Wednesday, February 07, 2007

Traveller

Whilst staying in a cosy little hotel in Yemen I was flicking through their guestbook when I came across the following aphorism:

A tourist forgets what he did yesterday but knows what he will do tomorrow.
A traveller remembers what he did yesterday but has no idea what he will do tomorrow.

A bit smug and self-important I admit, but not without a grain of truth. After writing my last post (at around 6pm) I had dinner, returned to my hotel to pick up my backpack, and then set off for the train station to catch the 8pm departure. As I was walking along the road to the station I noticed a tour company that was still open and I decided to pop in out of curiosity for the tours that are on offer in Djibouti and on the off chance that I might be able to fill up my bottles with water (I believe that drinking water is a basic right and since Bangladesh I've been able to go without buying any bottled water by filling up at public water fountains, from taps and from restaurants; plus the production, and discarding of, plastic bottles is harmful to the environment). It turned out they had a group going to lake Asal the next day and they even invited me in or dinner and offered me a place to stay. I quickly hurried over to the station to change my ticket.

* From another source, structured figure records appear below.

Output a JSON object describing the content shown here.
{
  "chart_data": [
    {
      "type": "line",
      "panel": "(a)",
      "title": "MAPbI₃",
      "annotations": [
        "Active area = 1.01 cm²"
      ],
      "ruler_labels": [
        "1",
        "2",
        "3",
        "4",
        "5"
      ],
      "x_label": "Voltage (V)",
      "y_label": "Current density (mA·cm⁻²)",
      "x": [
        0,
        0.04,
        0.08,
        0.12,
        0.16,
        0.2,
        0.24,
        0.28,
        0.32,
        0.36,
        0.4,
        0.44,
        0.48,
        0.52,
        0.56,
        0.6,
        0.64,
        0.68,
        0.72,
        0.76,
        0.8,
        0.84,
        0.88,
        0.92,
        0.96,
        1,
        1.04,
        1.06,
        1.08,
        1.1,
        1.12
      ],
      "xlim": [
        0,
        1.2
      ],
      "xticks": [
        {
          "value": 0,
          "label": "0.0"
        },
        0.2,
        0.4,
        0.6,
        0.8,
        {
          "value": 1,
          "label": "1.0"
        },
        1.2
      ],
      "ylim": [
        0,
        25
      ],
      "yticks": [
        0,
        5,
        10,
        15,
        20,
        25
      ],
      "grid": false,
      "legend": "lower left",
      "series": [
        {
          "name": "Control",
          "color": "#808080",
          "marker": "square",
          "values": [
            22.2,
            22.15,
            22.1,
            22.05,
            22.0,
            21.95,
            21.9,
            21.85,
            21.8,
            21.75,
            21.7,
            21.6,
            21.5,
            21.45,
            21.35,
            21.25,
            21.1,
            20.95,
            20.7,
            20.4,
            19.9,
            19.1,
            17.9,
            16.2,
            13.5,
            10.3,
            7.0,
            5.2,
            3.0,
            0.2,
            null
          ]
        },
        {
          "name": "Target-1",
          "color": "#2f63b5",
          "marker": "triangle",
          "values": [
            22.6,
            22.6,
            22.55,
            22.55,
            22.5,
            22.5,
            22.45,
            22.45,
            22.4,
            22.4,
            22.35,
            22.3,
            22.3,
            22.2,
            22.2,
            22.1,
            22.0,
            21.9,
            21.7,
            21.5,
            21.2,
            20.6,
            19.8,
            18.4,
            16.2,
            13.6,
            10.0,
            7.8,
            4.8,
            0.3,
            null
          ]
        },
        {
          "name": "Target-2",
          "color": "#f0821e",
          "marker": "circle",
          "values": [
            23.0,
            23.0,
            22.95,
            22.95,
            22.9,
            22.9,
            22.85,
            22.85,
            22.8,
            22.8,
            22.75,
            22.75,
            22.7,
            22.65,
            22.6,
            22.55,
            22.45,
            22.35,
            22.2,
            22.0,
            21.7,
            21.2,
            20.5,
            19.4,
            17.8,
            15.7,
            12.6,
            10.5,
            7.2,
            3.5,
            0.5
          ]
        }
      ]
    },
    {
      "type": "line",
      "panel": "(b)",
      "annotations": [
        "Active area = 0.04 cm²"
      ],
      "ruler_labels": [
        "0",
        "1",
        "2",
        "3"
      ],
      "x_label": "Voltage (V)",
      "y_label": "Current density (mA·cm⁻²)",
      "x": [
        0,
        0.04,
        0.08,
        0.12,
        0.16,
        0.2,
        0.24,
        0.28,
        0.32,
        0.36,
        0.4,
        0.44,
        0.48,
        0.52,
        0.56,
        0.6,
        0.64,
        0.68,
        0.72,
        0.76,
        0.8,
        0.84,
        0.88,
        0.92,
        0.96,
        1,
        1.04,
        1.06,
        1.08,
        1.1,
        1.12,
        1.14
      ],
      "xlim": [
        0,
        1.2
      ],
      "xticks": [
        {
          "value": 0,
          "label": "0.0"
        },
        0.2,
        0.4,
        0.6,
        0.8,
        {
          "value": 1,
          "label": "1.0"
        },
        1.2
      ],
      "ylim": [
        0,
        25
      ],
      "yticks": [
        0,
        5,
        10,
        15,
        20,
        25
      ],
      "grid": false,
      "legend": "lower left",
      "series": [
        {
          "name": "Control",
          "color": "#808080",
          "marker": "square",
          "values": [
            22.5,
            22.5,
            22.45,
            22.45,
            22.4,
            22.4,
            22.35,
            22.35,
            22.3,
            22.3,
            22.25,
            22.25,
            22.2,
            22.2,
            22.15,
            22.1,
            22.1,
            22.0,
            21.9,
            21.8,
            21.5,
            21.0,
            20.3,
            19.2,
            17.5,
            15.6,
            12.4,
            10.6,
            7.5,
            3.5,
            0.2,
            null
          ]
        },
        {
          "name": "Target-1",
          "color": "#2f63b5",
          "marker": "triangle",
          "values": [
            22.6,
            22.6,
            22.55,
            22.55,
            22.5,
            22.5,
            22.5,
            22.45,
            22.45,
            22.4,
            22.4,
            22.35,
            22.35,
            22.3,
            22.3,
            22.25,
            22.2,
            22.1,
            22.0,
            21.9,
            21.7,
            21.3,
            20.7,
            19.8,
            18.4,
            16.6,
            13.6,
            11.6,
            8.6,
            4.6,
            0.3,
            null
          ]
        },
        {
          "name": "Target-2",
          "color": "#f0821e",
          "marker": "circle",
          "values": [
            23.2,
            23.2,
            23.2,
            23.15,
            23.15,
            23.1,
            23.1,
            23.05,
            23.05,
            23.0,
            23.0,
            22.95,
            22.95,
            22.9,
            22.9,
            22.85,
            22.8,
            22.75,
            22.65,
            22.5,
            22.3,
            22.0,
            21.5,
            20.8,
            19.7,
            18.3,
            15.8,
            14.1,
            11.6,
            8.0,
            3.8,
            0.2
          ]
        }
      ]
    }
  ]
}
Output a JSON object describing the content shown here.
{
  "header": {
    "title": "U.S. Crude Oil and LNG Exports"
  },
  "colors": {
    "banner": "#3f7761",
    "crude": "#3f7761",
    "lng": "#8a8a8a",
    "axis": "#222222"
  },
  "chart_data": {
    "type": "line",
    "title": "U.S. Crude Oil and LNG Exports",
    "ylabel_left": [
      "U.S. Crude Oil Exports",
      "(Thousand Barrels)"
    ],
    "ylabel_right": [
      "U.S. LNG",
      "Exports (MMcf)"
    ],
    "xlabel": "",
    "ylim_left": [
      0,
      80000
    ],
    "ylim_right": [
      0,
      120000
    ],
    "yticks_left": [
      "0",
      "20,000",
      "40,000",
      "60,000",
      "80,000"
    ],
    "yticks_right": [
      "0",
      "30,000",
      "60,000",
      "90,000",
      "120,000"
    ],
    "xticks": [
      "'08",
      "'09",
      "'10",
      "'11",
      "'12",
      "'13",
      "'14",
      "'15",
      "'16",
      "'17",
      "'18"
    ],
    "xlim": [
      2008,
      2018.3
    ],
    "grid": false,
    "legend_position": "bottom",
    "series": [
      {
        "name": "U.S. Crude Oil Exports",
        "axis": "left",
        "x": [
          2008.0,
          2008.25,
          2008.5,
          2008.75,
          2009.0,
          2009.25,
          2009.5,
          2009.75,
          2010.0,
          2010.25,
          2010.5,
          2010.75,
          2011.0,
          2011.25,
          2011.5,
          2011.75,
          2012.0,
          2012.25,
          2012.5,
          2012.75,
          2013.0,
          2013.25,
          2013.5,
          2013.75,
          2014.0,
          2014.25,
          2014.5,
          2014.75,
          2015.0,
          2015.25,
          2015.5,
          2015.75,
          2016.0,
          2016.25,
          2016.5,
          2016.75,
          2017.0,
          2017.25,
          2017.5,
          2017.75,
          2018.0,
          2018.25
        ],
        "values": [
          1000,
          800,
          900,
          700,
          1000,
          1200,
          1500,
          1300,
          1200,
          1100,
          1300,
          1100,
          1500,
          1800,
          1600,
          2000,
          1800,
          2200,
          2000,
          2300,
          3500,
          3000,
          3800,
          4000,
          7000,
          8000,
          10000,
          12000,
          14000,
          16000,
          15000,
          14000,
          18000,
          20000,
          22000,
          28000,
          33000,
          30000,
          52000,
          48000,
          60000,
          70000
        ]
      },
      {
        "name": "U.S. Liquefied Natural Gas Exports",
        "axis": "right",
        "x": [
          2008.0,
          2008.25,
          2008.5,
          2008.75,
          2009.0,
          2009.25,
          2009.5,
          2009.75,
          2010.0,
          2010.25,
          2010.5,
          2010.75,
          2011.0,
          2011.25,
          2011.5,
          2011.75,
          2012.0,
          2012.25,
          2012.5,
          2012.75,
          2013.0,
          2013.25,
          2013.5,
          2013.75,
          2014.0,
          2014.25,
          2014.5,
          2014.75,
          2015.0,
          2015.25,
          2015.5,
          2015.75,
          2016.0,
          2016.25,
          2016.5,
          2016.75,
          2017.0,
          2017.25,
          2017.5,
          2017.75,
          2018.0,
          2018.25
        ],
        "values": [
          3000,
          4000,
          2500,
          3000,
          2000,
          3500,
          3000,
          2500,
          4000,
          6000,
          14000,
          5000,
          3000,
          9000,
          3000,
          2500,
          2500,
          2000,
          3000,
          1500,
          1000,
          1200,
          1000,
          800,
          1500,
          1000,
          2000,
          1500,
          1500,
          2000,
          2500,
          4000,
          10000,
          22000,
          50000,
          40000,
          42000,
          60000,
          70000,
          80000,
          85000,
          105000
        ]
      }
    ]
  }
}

The tour turned out to be a bit of a fiasco as the road (which also happens to be the only road to Ethiopia) was closed due to a shed load. So we had to turn back. However the next day I got together with a Canadian traveller and we managed to organise some transport out to the lake. The landscape out there is truly Martian, with lava flows, fields of reddish-black stones and barely any vegetation. The lake itself is surrounded by a large expanse of salt, the surface of which is sculpted into ridges by the wind. And it is in this inhospitable environment that some Afar tribes manage to make a living harvesting the salt and transporting it by camel caravan to Ethiopia (we were even lucky enough to see a couple of laden camels start heading off). It was also on this little excursion that I also got to see the slums along the outskirts of town in which most Djiboutians live. A real shame to see because with the money coming in from the transit of Ethiopian goods and the three foreign military bases (there's also a German one apparently), and the small population, the country ought to be quite well off, but it's the same old problem of corruption (not that large Western countries mind about that because the country is politically stable and they have their military bases there).

1 comment:

Ex-Shammickite said...

Hi Erik: Nice guestbook quote, I think I have been both a tourist and a traveller, but perhaps not to quite such an extent as you! Interesting that there is salt harvested around Lake Asal, does that mean that it's a salt water lake? And if so, where does the salt come from? Sorry if that's a dumb question.